BEVERLY HILLS, California (Reuters) - A pair of box office sensations, “Avatar” and “The Hangover,” earned top film honors at the Golden Globe Awards on Sunday in a ceremony that took on a somber tone after the recent earthquake in Haiti.
Action adventure “Avatar,” whose 3-D effects have wowed critics and fans and helped it earn $1.6 billion at global box offices, claimed best film drama and top director for “Titanic” filmmaker James Cameron.
“3D is going to be the future,” Cameron told reporters backstage. “The one thing ‘Avatar’ could do because of its success — especially its critical success — is give permission to other filmmakers to think of 3D.”
Among actors, Sandra Bullock earned the title of best film actress in a drama for football movie “The Blind Side,” while industry veteran Jeff Bridges was best dramatic actor for his turn as a down-and-out country singer in “Crazy Heart.”
“The Hangover,” about guys on a trip to Las Vegas that goes woefully wrong ($277 million at U.S. and Canadian box offices), claimed best film comedy. It showed that after recent years of favoring art house films like last year’s big winner “Slumdog Millionaire,” Golden Globe voters at the Hollywood Foreign Press Association (HFPA) liked crowd pleasers of 2009.
“It is such a wonderful trip this film, we just set out to make a funny comedy,” director Todd Phillips told reporters.
Robert Downey, Jr. won the Golden Globe for best comedy actor for his turn as super sleuth Sherlock Holmes in “Sherlock Holmes,” and Meryl Streep was the top actress in a comedy for cooking film “Julie & Julia.”
Germany’s “The White Ribbon,” a major success at the 2009 Cannes film festival, was named best foreign language movie.
The Golden Globes are given out by some 90 members of the HFPA, and a win here can give movies the momentum they need in Hollywood’s race for Oscars, the world’s top movie honors given out in March.
But awards seemed less on the minds of many Hollywood stars than did the recent disaster in Haiti as several acceptance speeches were filled with statements of thankfulness by A-list celebrities. Many stars wore yellow, blue and red ribbons to show their support for victims.
Streep said she had to remember “my happy movie self, in the face of everything I’m aware of in the real world.”

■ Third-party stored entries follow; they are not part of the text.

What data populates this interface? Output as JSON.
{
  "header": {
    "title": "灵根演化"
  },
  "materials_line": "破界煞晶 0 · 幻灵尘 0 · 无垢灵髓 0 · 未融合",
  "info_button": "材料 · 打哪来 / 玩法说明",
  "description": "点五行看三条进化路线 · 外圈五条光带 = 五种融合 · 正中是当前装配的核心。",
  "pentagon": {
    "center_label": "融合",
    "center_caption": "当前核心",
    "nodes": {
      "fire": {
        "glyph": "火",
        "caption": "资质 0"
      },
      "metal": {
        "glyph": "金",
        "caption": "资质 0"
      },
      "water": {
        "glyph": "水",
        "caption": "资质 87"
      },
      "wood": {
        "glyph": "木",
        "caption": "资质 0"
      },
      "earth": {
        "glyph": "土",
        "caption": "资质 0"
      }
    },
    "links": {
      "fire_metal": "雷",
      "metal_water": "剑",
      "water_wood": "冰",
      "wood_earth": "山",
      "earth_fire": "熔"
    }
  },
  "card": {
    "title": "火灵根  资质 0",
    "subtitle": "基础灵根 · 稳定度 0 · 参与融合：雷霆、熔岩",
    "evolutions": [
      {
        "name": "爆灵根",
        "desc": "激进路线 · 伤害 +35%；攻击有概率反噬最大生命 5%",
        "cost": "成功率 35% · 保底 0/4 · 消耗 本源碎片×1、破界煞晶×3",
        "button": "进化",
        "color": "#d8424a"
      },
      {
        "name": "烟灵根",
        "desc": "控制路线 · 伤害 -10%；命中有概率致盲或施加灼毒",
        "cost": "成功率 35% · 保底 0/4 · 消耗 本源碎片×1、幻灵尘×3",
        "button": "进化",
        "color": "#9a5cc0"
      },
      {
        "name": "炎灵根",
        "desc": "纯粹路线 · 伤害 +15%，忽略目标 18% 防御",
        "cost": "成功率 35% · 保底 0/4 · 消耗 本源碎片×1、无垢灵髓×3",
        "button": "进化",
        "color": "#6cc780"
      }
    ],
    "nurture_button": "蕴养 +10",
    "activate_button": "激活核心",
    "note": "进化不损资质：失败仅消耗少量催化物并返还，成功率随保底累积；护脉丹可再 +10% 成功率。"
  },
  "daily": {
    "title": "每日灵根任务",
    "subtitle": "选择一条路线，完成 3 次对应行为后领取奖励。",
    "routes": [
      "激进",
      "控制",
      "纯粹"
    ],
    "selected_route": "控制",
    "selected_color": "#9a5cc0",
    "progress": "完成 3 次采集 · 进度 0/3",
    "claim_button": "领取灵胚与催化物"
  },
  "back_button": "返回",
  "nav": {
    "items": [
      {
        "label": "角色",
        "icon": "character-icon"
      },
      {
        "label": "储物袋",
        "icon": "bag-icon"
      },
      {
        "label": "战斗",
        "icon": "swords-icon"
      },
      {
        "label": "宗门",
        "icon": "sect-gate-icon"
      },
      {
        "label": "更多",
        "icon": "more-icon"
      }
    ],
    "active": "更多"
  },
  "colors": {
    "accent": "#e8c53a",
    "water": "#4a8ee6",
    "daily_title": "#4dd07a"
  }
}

Elsewhere, “Inglourious Basterds” star Christoph Waltz was named best supporting actor in a film, and Mo’Nique earned best supporting film actress, going against her reputation as a comedienne and playing an abusive mother in dark drama “Precious: Based on the Novel ‘Push’ by Sapphire.”
Disney adventure “Up” won two early Golden Globes, best animated movie and original score.
Among television awards, “Mad Men,” about the lives of Madison Avenue advertising executives, claimed its third straight Golden Globe for best drama and upstart musical “Glee” was named best comedy or musical in an upset over past winner “30 Rock.”
“This is for anybody and everybody who ever got a wedgie in high school,” said creator Ryan Murphy, the brains behind the quirky show about a high school singing and dancing troupe.
Former “ER” star Julianna Margulies won best actress in a drama in “The Good Wife”, playing the spouse of a disgraced public official, and “Dexter”, a profile of a serial killer, won best actor in a drama for lead Michael C. Hall.
Alec Baldwin won the Golden Globe for best actor in a TV comedy playing a network executive in “30 Rock,” and Toni Collette was best comedic actress for “United States of Tara.”